HT had reported that she was just 8.
8 year old MCP and 11 year old becoming RHCE!! Surprised.


----------



## mrintech (Dec 27, 2008)




----------



## jck (Dec 27, 2008)

i dont like news like this ... starting from the time when we used to see news about 4 year olds getting 80% in 12th or 3rd graders passing engineering.
this just shows about how parents impose things on young children in hopes of them having a great future. In many cases its hard being that kid with constant pressure from parents , think of the cases that dont succeed.


----------



## JojoTheDragon (Dec 27, 2008)

I'm totally shocked. Think of the salary. OMG!!!


----------



## NucleusKore (Dec 27, 2008)

> Naturally, this isn't the first time the girl has been in the spotlight for her talents. Thanks to her *extraordinary memory*, she has been breaking records since she was three—an age when most of us were concerned with toys and pooping our pants.



Is that what it takes to be a Microsoft Certified Professional? Memory?

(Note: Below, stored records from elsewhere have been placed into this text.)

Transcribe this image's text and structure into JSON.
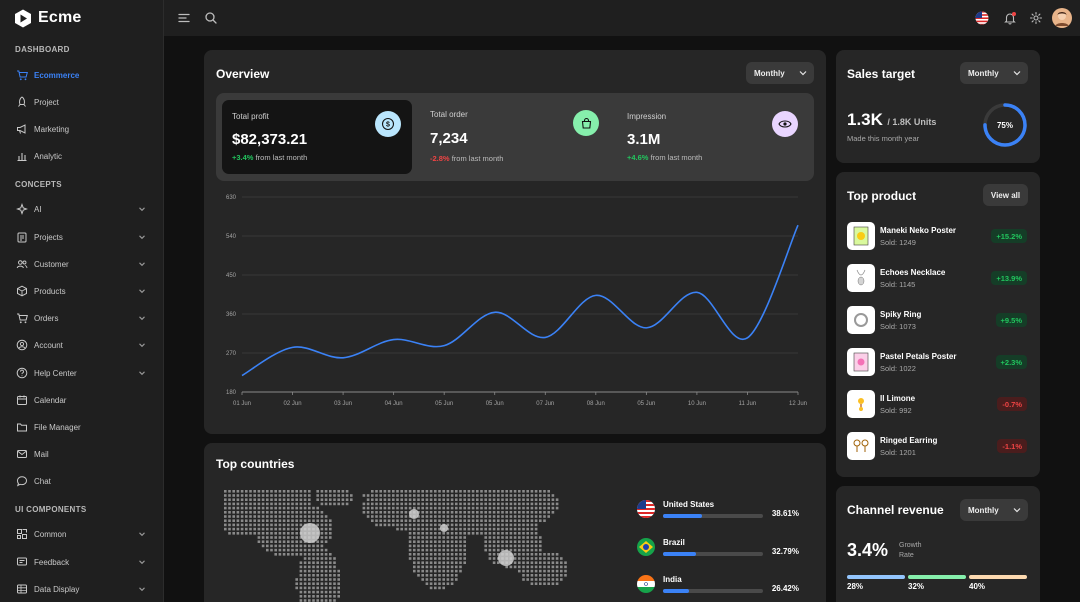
{
  "app": {
    "name": "Ecme"
  },
  "sidebar": {
    "sections": [
      {
        "title": "DASHBOARD",
        "items": [
          {
            "label": "Ecommerce",
            "icon": "cart-icon",
            "active": true,
            "has_children": false
          },
          {
            "label": "Project",
            "icon": "rocket-icon",
            "has_children": false
          },
          {
            "label": "Marketing",
            "icon": "megaphone-icon",
            "has_children": false
          },
          {
            "label": "Analytic",
            "icon": "bar-chart-icon",
            "has_children": false
          }
        ]
      },
      {
        "title": "CONCEPTS",
        "items": [
          {
            "label": "AI",
            "icon": "sparkle-icon",
            "has_children": true
          },
          {
            "label": "Projects",
            "icon": "clipboard-icon",
            "has_children": true
          },
          {
            "label": "Customer",
            "icon": "users-icon",
            "has_children": true
          },
          {
            "label": "Products",
            "icon": "box-icon",
            "has_children": true
          },
          {
            "label": "Orders",
            "icon": "cart-icon",
            "has_children": true
          },
          {
            "label": "Account",
            "icon": "user-circle-icon",
            "has_children": true
          },
          {
            "label": "Help Center",
            "icon": "help-icon",
            "has_children": true
          },
          {
            "label": "Calendar",
            "icon": "calendar-icon",
            "has_children": false
          },
          {
            "label": "File Manager",
            "icon": "folder-icon",
            "has_children": false
          },
          {
            "label": "Mail",
            "icon": "mail-icon",
            "has_children": false
          },
          {
            "label": "Chat",
            "icon": "chat-icon",
            "has_children": false
          }
        ]
      },
      {
        "title": "UI COMPONENTS",
        "items": [
          {
            "label": "Common",
            "icon": "layout-icon",
            "has_children": true
          },
          {
            "label": "Feedback",
            "icon": "feedback-icon",
            "has_children": true
          },
          {
            "label": "Data Display",
            "icon": "table-icon",
            "has_children": true
          }
        ]
      }
    ]
  },
  "overview": {
    "title": "Overview",
    "period": "Monthly",
    "stats": [
      {
        "label": "Total profit",
        "value": "$82,373.21",
        "change": "+3.4%",
        "suffix": "from last month",
        "trend": "up",
        "icon": "dollar-icon",
        "icon_bg": "#bae6fd"
      },
      {
        "label": "Total order",
        "value": "7,234",
        "change": "-2.8%",
        "suffix": "from last month",
        "trend": "down",
        "icon": "shopping-bag-icon",
        "icon_bg": "#86efac"
      },
      {
        "label": "Impression",
        "value": "3.1M",
        "change": "+4.6%",
        "suffix": "from last month",
        "trend": "up",
        "icon": "eye-icon",
        "icon_bg": "#e9d5ff"
      }
    ]
  },
  "chart_data": {
    "type": "line",
    "x": [
      "01 Jun",
      "02 Jun",
      "03 Jun",
      "04 Jun",
      "05 Jun",
      "05 Jun",
      "07 Jun",
      "08 Jun",
      "05 Jun",
      "10 Jun",
      "11 Jun",
      "12 Jun"
    ],
    "series": [
      {
        "values": [
          218,
          283,
          259,
          301,
          287,
          364,
          306,
          403,
          328,
          410,
          305,
          565
        ]
      }
    ],
    "ylim": [
      180,
      630
    ],
    "yticks": [
      180,
      270,
      360,
      450,
      540,
      630
    ],
    "grid": true,
    "color": "#3b82f6"
  },
  "sales_target": {
    "title": "Sales target",
    "period": "Monthly",
    "value": "1.3K",
    "total": "/ 1.8K Units",
    "caption": "Made this month year",
    "percent_label": "75%",
    "percent": 75
  },
  "top_product": {
    "title": "Top product",
    "view_all": "View all",
    "items": [
      {
        "name": "Maneki Neko Poster",
        "sold": "Sold: 1249",
        "change": "+15.2%",
        "trend": "up"
      },
      {
        "name": "Echoes Necklace",
        "sold": "Sold: 1145",
        "change": "+13.9%",
        "trend": "up"
      },
      {
        "name": "Spiky Ring",
        "sold": "Sold: 1073",
        "change": "+9.5%",
        "trend": "up"
      },
      {
        "name": "Pastel Petals Poster",
        "sold": "Sold: 1022",
        "change": "+2.3%",
        "trend": "up"
      },
      {
        "name": "Il Limone",
        "sold": "Sold: 992",
        "change": "-0.7%",
        "trend": "down"
      },
      {
        "name": "Ringed Earring",
        "sold": "Sold: 1201",
        "change": "-1.1%",
        "trend": "down"
      }
    ]
  },
  "top_countries": {
    "title": "Top countries",
    "items": [
      {
        "name": "United States",
        "percent_label": "38.61%",
        "value": 38.61
      },
      {
        "name": "Brazil",
        "percent_label": "32.79%",
        "value": 32.79
      },
      {
        "name": "India",
        "percent_label": "26.42%",
        "value": 26.42
      }
    ]
  },
  "channel_revenue": {
    "title": "Channel revenue",
    "period": "Monthly",
    "value": "3.4%",
    "caption_line1": "Growth",
    "caption_line2": "Rate",
    "segments": [
      {
        "label": "28%",
        "color": "#93c5fd"
      },
      {
        "label": "32%",
        "color": "#86efac"
      },
      {
        "label": "40%",
        "color": "#fcd9b0"
      }
    ]
  }
}
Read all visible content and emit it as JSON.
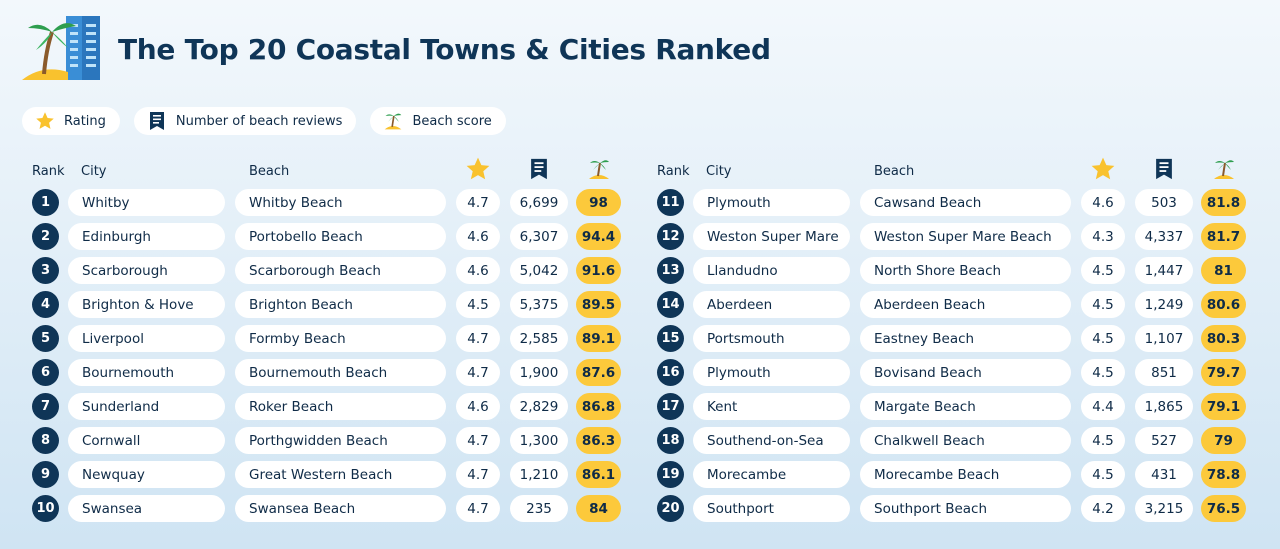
{
  "title": "The Top 20 Coastal Towns & Cities Ranked",
  "legend": {
    "rating_label": "Rating",
    "reviews_label": "Number of beach reviews",
    "score_label": "Beach score"
  },
  "columns": {
    "rank": "Rank",
    "city": "City",
    "beach": "Beach"
  },
  "icons": {
    "rating": "star-icon",
    "reviews": "document-icon",
    "score": "palm-island-icon"
  },
  "colors": {
    "navy": "#0f3557",
    "score_bg": "#fcc93b",
    "star": "#f9c22e"
  },
  "rows": [
    {
      "rank": "1",
      "city": "Whitby",
      "beach": "Whitby Beach",
      "rating": "4.7",
      "reviews": "6,699",
      "score": "98"
    },
    {
      "rank": "2",
      "city": "Edinburgh",
      "beach": "Portobello Beach",
      "rating": "4.6",
      "reviews": "6,307",
      "score": "94.4"
    },
    {
      "rank": "3",
      "city": "Scarborough",
      "beach": "Scarborough Beach",
      "rating": "4.6",
      "reviews": "5,042",
      "score": "91.6"
    },
    {
      "rank": "4",
      "city": "Brighton & Hove",
      "beach": "Brighton Beach",
      "rating": "4.5",
      "reviews": "5,375",
      "score": "89.5"
    },
    {
      "rank": "5",
      "city": "Liverpool",
      "beach": "Formby Beach",
      "rating": "4.7",
      "reviews": "2,585",
      "score": "89.1"
    },
    {
      "rank": "6",
      "city": "Bournemouth",
      "beach": "Bournemouth Beach",
      "rating": "4.7",
      "reviews": "1,900",
      "score": "87.6"
    },
    {
      "rank": "7",
      "city": "Sunderland",
      "beach": "Roker Beach",
      "rating": "4.6",
      "reviews": "2,829",
      "score": "86.8"
    },
    {
      "rank": "8",
      "city": "Cornwall",
      "beach": "Porthgwidden Beach",
      "rating": "4.7",
      "reviews": "1,300",
      "score": "86.3"
    },
    {
      "rank": "9",
      "city": "Newquay",
      "beach": "Great Western Beach",
      "rating": "4.7",
      "reviews": "1,210",
      "score": "86.1"
    },
    {
      "rank": "10",
      "city": "Swansea",
      "beach": "Swansea Beach",
      "rating": "4.7",
      "reviews": "235",
      "score": "84"
    },
    {
      "rank": "11",
      "city": "Plymouth",
      "beach": "Cawsand Beach",
      "rating": "4.6",
      "reviews": "503",
      "score": "81.8"
    },
    {
      "rank": "12",
      "city": "Weston Super Mare",
      "beach": "Weston Super Mare Beach",
      "rating": "4.3",
      "reviews": "4,337",
      "score": "81.7"
    },
    {
      "rank": "13",
      "city": "Llandudno",
      "beach": "North Shore Beach",
      "rating": "4.5",
      "reviews": "1,447",
      "score": "81"
    },
    {
      "rank": "14",
      "city": "Aberdeen",
      "beach": "Aberdeen Beach",
      "rating": "4.5",
      "reviews": "1,249",
      "score": "80.6"
    },
    {
      "rank": "15",
      "city": "Portsmouth",
      "beach": "Eastney Beach",
      "rating": "4.5",
      "reviews": "1,107",
      "score": "80.3"
    },
    {
      "rank": "16",
      "city": "Plymouth",
      "beach": "Bovisand Beach",
      "rating": "4.5",
      "reviews": "851",
      "score": "79.7"
    },
    {
      "rank": "17",
      "city": "Kent",
      "beach": "Margate Beach",
      "rating": "4.4",
      "reviews": "1,865",
      "score": "79.1"
    },
    {
      "rank": "18",
      "city": "Southend-on-Sea",
      "beach": "Chalkwell Beach",
      "rating": "4.5",
      "reviews": "527",
      "score": "79"
    },
    {
      "rank": "19",
      "city": "Morecambe",
      "beach": "Morecambe Beach",
      "rating": "4.5",
      "reviews": "431",
      "score": "78.8"
    },
    {
      "rank": "20",
      "city": "Southport",
      "beach": "Southport Beach",
      "rating": "4.2",
      "reviews": "3,215",
      "score": "76.5"
    }
  ]
}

Just become like a brain dump?

No much idea about these exams, but that's what the news item seems to suggest.


----------



## jck (Dec 27, 2008)

what salary she is just certified not working

the comments on gizmodo say that mcp is just memorizing


----------



## ThinkFree (Dec 27, 2008)

> *Eight-year-old* becomes youngest MCP certificate holder Madurai, Dec 22 (PTI) An eight-year-old girl from a city school here in India's southern state of Tamil Nadu has become the youngest Microsoft Computer Professional Certificate holder in the world, scoring 842 out of 1000 marks.
> Livina Sri of the Dolphin matriculation school was presented with a certificate by Microsoft last week.
> 
> The record was earlier held by Hurbahkareem Randhaha, a 10-year-old Pakistani girl, who received the MCP certificate in 2005. The MCP examinations are usually taken by graduates in the age group of 20 to 25 and above all over the world.
> ...



Source: *www.ptinews.com/pti/ptisite.nsf/$all/7A7975E26B50E6356525752700832F2C

Mrintech, modify your post(and title as well if possible).


----------



## jck (Dec 27, 2008)

gizmodo comments say that some other girl acheived it at 7..


----------



## Faun (Dec 27, 2008)

lol...must say an ambitious gal ;p


----------



## MetalheadGautham (Dec 27, 2008)

one of my friends (who is of my age) passed this at age 12, while today he can be best considered a nut.


----------



## jck (Dec 27, 2008)

these stories are sad...
not something to be proud of. Parents abusing a talented kid


----------



## freshseasons (Dec 27, 2008)

Take it as a rule.All the Kid genius wonders always end up being a average achievers.
  The shock factor is good but what it ends up with is real thing.


----------



## ico (Dec 28, 2008)

lol
Congrats to her.


----------



## skippednote (Dec 28, 2008)

Must say a Gr8 job at such a small age.


----------



## Deleted member 26636 (Dec 28, 2008)

freshseasons said:


> Take it as a rule.All the Kid genius wonders always end up being a average achievers.
> The shock factor is good but what it ends up with is real thing.



not all. Tathagat avatar tulsi passed his m.sc at 12. He is currently a senior scientist(age-21) at iisc & soon to take his ph.d.he was featured on national geographic's my brilliant brain as a young indian genius.


----------



## Ecstasy (Dec 28, 2008)

Wow, amazing!


----------



## Gigacore (Dec 28, 2008)

cool.. shame shame vishalji


----------



## MetalheadGautham (Dec 28, 2008)

Gigacore said:


> cool.. shame shame vishalji


what if she is vishal's daughter ?


----------



## D@rekills4 (Dec 28, 2008)




----------